The room Corren led him into was quieter than the rest of the enclave, its walls polished smooth, the ceiling low and arching like the inside of a ribcage. At the center stood a single pedestal, no larger than a basin. Resting atop it was a glass sphere the size of a heart, glowing faintly from within.

"This," Corren said, gesturing toward it, "is one of the few shards we kept."

Kael approached slowly. The sphere's light pulsed like breath. Inside it, vague shapes flickered-shadows caught in amber.

"What's in it?" Kael asked.

Corren didn't answer. Instead, he stepped forward and placed a hand on the sphere. It responded instantly, humming with a low frequency Kael could feel in his teeth.

The glass shimmered.

Kael saw a courtyard again. Familiar. The same one from the memory at the Glass Vault, but this time with more clarity.

He stood at the center, clad in black and silver. The same voice, calm and commanding, filled the space.

"The rebellion must be crushed here," he heard himself say. "No trials. No records. No names."

People knelt in rows. Some wept. Others stared, hollow-eyed.

"You knew," Corren said softly beside him. "You knew there were innocents. But you gave the order anyway."

Kael saw himself raise a hand. Soldiers moved. Screams followed.

Then the memory shifted. The view narrowed, focusing on one face in the crowd. A young man, not more than twenty. Dark hair, proud jaw, eyes full of disbelief.
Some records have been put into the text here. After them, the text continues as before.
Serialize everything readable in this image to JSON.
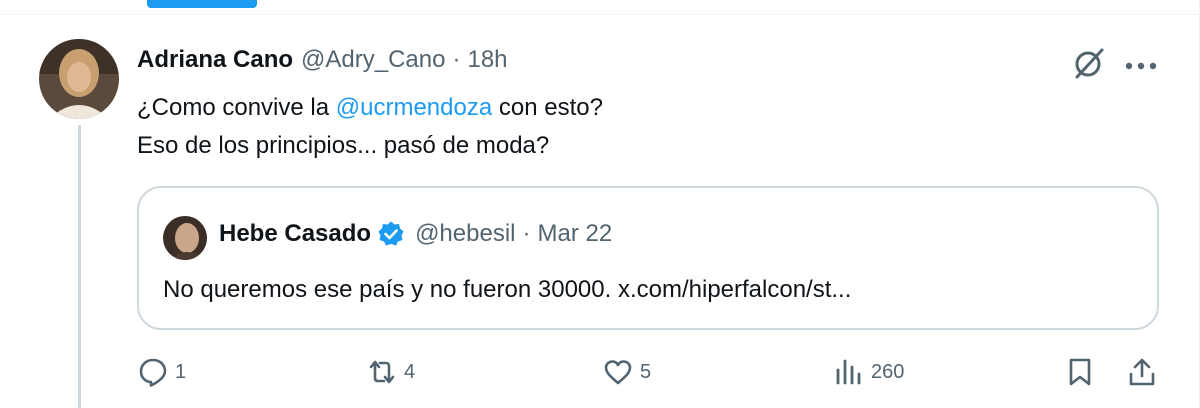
{
  "tweet": {
    "author_name": "Adriana Cano",
    "handle": "@Adry_Cano",
    "separator": "·",
    "time": "18h",
    "text_line1_pre": "¿Como convive la ",
    "mention": "@ucrmendoza",
    "text_line1_post": " con esto?",
    "text_line2": "Eso de los principios... pasó de moda?"
  },
  "quote": {
    "author_name": "Hebe Casado",
    "handle": "@hebesil",
    "separator": "·",
    "date": "Mar 22",
    "text": "No queremos ese país y no fueron 30000. x.com/hiperfalcon/st..."
  },
  "actions": {
    "replies": "1",
    "reposts": "4",
    "likes": "5",
    "views": "260"
  },
  "icons": [
    "reply-icon",
    "repost-icon",
    "like-icon",
    "views-icon",
    "bookmark-icon",
    "share-icon",
    "grok-icon",
    "more-icon",
    "verified-icon"
  ],
  "colors": {
    "accent": "#1d9bf0",
    "text_primary": "#0f1419",
    "text_secondary": "#536471",
    "border": "#cfd9de",
    "tab_indicator": "#1d9bf0"
  }
}
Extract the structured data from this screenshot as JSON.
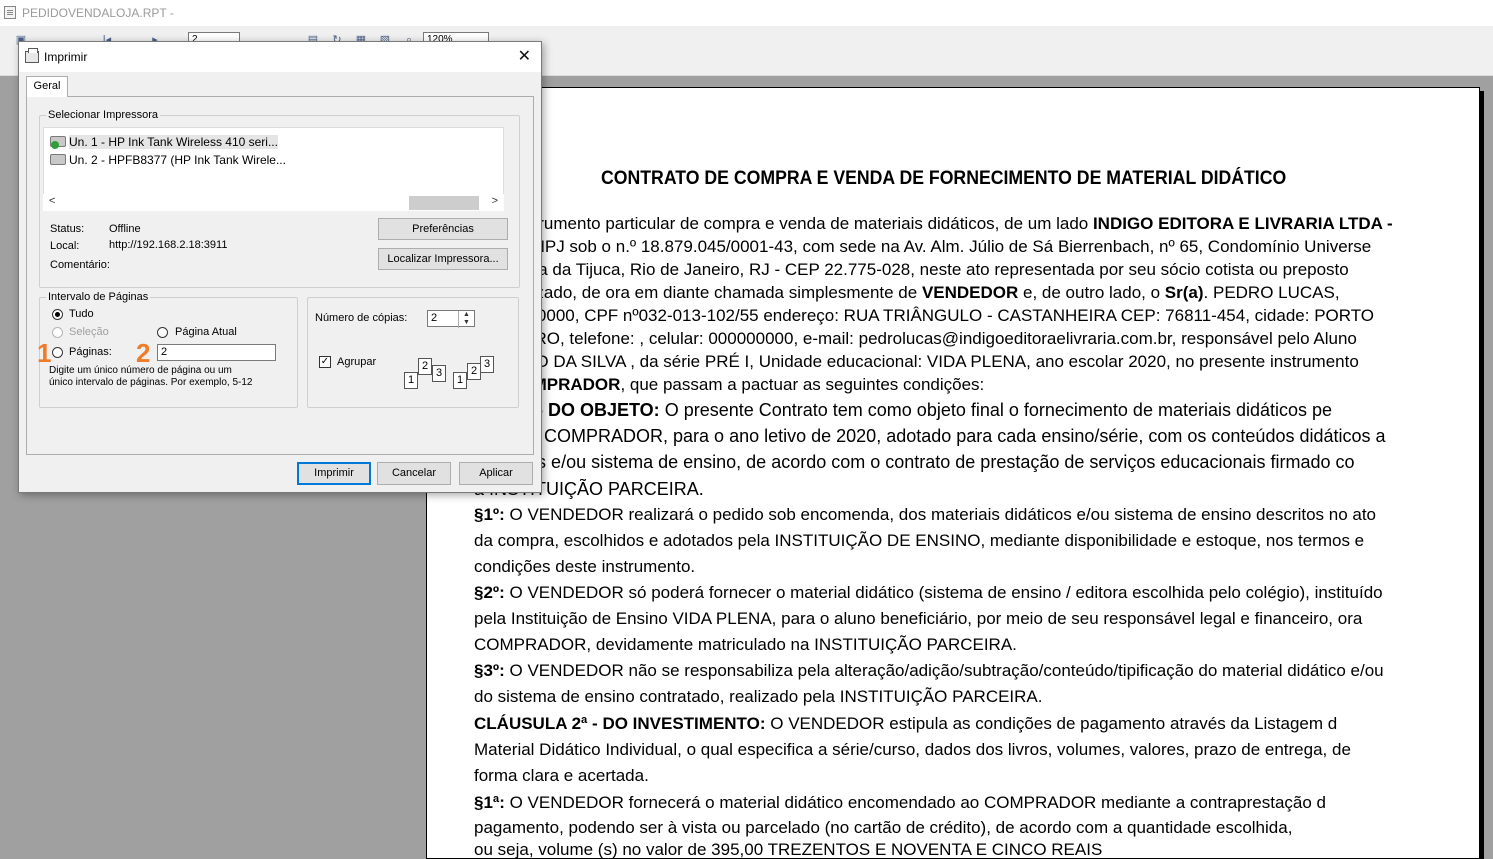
{
  "app": {
    "title": "PEDIDOVENDALOJA.RPT -",
    "toolbar": {
      "page_field": "2",
      "zoom": "120%"
    }
  },
  "report": {
    "title": "CONTRATO DE COMPRA E VENDA DE FORNECIMENTO DE MATERIAL DIDÁTICO",
    "lines": [
      [
        "ente instrumento particular de compra e venda de materiais didáticos, de um lado ",
        "INDIGO EDITORA E LIVRARIA LTDA -",
        ""
      ],
      [
        "ita no CNPJ sob o n.º 18.879.045/0001-43, com sede na Av. Alm. Júlio de Sá Bierrenbach, nº 65, Condomínio Universe",
        "",
        ""
      ],
      [
        "rial, Barra da Tijuca, Rio de Janeiro, RJ - CEP 22.775-028, neste ato representada por seu sócio cotista ou preposto",
        "",
        ""
      ],
      [
        "te autorizado, de ora em diante chamada simplesmente de ",
        "VENDEDOR",
        " e, de outro lado, o "
      ],
      [
        "e nº 0000000, CPF nº032-013-102/55 endereço: RUA TRIÂNGULO - CASTANHEIRA CEP: 76811-454, cidade: PORTO",
        "",
        ""
      ],
      [
        "estado: RO, telefone: , celular: 000000000, e-mail: pedrolucas@indigoeditoraelivraria.com.br, responsável pelo Aluno",
        "",
        ""
      ],
      [
        "rio: JOÃO DA SILVA , da série PRÉ I, Unidade educacional: VIDA PLENA, ano escolar 2020, no presente instrumento",
        "",
        ""
      ],
      [
        "ado ",
        "COMPRADOR",
        ", que passam a pactuar as seguintes condições:"
      ],
      [
        "ULA 1ª - DO OBJETO:",
        "",
        " O presente Contrato tem como objeto final o fornecimento de materiais didáticos pe"
      ],
      [
        "DOR ao COMPRADOR, para o ano letivo de 2020, adotado para cada ensino/série, com os conteúdos didáticos a",
        "",
        ""
      ],
      [
        "cionados e/ou sistema de ensino, de acordo com o contrato de prestação de serviços educacionais firmado co",
        "",
        ""
      ],
      [
        "a INSTITUIÇÃO PARCEIRA.",
        "",
        ""
      ],
      [
        "§1º:",
        "",
        " O VENDEDOR realizará o pedido sob encomenda, dos materiais didáticos e/ou sistema de ensino descritos no ato"
      ],
      [
        "da compra, escolhidos e adotados pela INSTITUIÇÃO DE ENSINO, mediante disponibilidade e estoque, nos termos e",
        "",
        ""
      ],
      [
        "condições deste instrumento.",
        "",
        ""
      ],
      [
        "§2º:",
        "",
        " O VENDEDOR só poderá fornecer o material didático (sistema de ensino / editora escolhida pelo colégio), instituído"
      ],
      [
        "pela Instituição de Ensino VIDA PLENA, para o aluno beneficiário, por meio de seu responsável legal e financeiro, ora",
        "",
        ""
      ],
      [
        "COMPRADOR, devidamente matriculado na INSTITUIÇÃO PARCEIRA.",
        "",
        ""
      ],
      [
        "§3º:",
        "",
        " O VENDEDOR não se responsabiliza pela alteração/adição/subtração/conteúdo/tipificação do material didático e/ou"
      ],
      [
        "do sistema de ensino contratado, realizado pela INSTITUIÇÃO PARCEIRA.",
        "",
        ""
      ],
      [
        "CLÁUSULA 2ª - DO INVESTIMENTO:",
        "",
        " O VENDEDOR estipula as condições de pagamento através da Listagem d"
      ],
      [
        "Material Didático Individual, o qual especifica a série/curso, dados dos livros, volumes, valores, prazo de entrega, de",
        "",
        ""
      ],
      [
        "forma clara e acertada.",
        "",
        ""
      ],
      [
        "§1ª:",
        "",
        " O VENDEDOR fornecerá o material didático encomendado ao COMPRADOR mediante a contraprestação d"
      ],
      [
        "pagamento, podendo ser à vista ou parcelado (no cartão de crédito), de acordo com a quantidade escolhida,",
        "",
        ""
      ],
      [
        "ou seja,         volume (s) no valor de 395,00 TREZENTOS E NOVENTA E CINCO REAIS",
        "",
        ""
      ]
    ],
    "line4_tail_bold": "Sr(a)",
    "line4_tail": ". PEDRO LUCAS,"
  },
  "dialog": {
    "title": "Imprimir",
    "tab": "Geral",
    "select_printer_group": "Selecionar Impressora",
    "printers": [
      "Un. 1 - HP Ink Tank Wireless 410 seri...",
      "Un. 2 - HPFB8377 (HP Ink Tank Wirele..."
    ],
    "status_label": "Status:",
    "status_value": "Offline",
    "location_label": "Local:",
    "location_value": "http://192.168.2.18:3911",
    "comment_label": "Comentário:",
    "preferences_button": "Preferências",
    "find_printer_button": "Localizar Impressora...",
    "page_range_group": "Intervalo de Páginas",
    "range_all": "Tudo",
    "range_selection": "Seleção",
    "range_current": "Página Atual",
    "range_pages": "Páginas:",
    "pages_value": "2",
    "pages_hint": "Digite um único número de página ou um único intervalo de páginas. Por exemplo, 5-12",
    "copies_label": "Número de cópias:",
    "copies_value": "2",
    "collate_label": "Agrupar",
    "print_button": "Imprimir",
    "cancel_button": "Cancelar",
    "apply_button": "Aplicar",
    "selected_range": "pages"
  },
  "annotations": {
    "marker1": "1",
    "marker2": "2",
    "color": "#f07c2a"
  }
}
"Ralen," Corren said. "My brother."

Kael stumbled back from the sphere.

"I didn't-"

"You did," Corren snapped, stepping toward him. "You ordered the purge that killed him. You told me it was necessary. Then you walked away like it meant nothing."

"I don't remember-"

"But you did it."

Corren grabbed Kael's collar and slammed him against the wall. The impact knocked breath from his lungs.
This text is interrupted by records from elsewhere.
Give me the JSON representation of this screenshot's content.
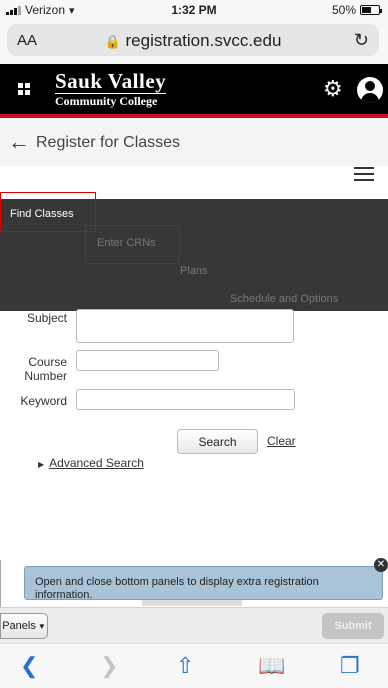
{
  "status_bar": {
    "carrier": "Verizon",
    "time": "1:32 PM",
    "battery": "50%"
  },
  "browser": {
    "text_size_label": "AA",
    "url": "registration.svcc.edu",
    "icons": {
      "lock": "lock-icon",
      "reload": "reload-icon"
    }
  },
  "header": {
    "logo_line1": "Sauk Valley",
    "logo_line2": "Community College",
    "colors": {
      "bar": "#000000",
      "accent": "#c8102e"
    }
  },
  "page": {
    "title": "Register for Classes"
  },
  "tabs": [
    {
      "label": "Find Classes",
      "active": true
    },
    {
      "label": "Enter CRNs",
      "active": false
    },
    {
      "label": "Plans",
      "active": false
    },
    {
      "label": "Schedule and Options",
      "active": false
    }
  ],
  "form": {
    "subject_label": "Subject",
    "course_number_label_1": "Course",
    "course_number_label_2": "Number",
    "keyword_label": "Keyword",
    "subject_value": "",
    "course_number_value": "",
    "keyword_value": "",
    "search_label": "Search",
    "clear_label": "Clear",
    "advanced_search_label": "Advanced Search"
  },
  "panel_tip": {
    "text": "Open and close bottom panels to display extra registration information."
  },
  "bottom_bar": {
    "panels_label": "Panels",
    "submit_label": "Submit"
  }
}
"You erased everything," Corren growled. "Not just from yourself, but from history. You let people die to protect some secret, and now you get to start over like none of it mattered?"

Kael didn't resist. He couldn't. The weight of the memory pressed down like stone.

"I didn't want this," he whispered.

Corren let go and stepped back, breathing hard.

"No," he said. "But you built it."

Silence filled the chamber. The glass sphere dimmed.

Kael sank to the floor, not from pain, but from the unbearable knowledge of who he might have been.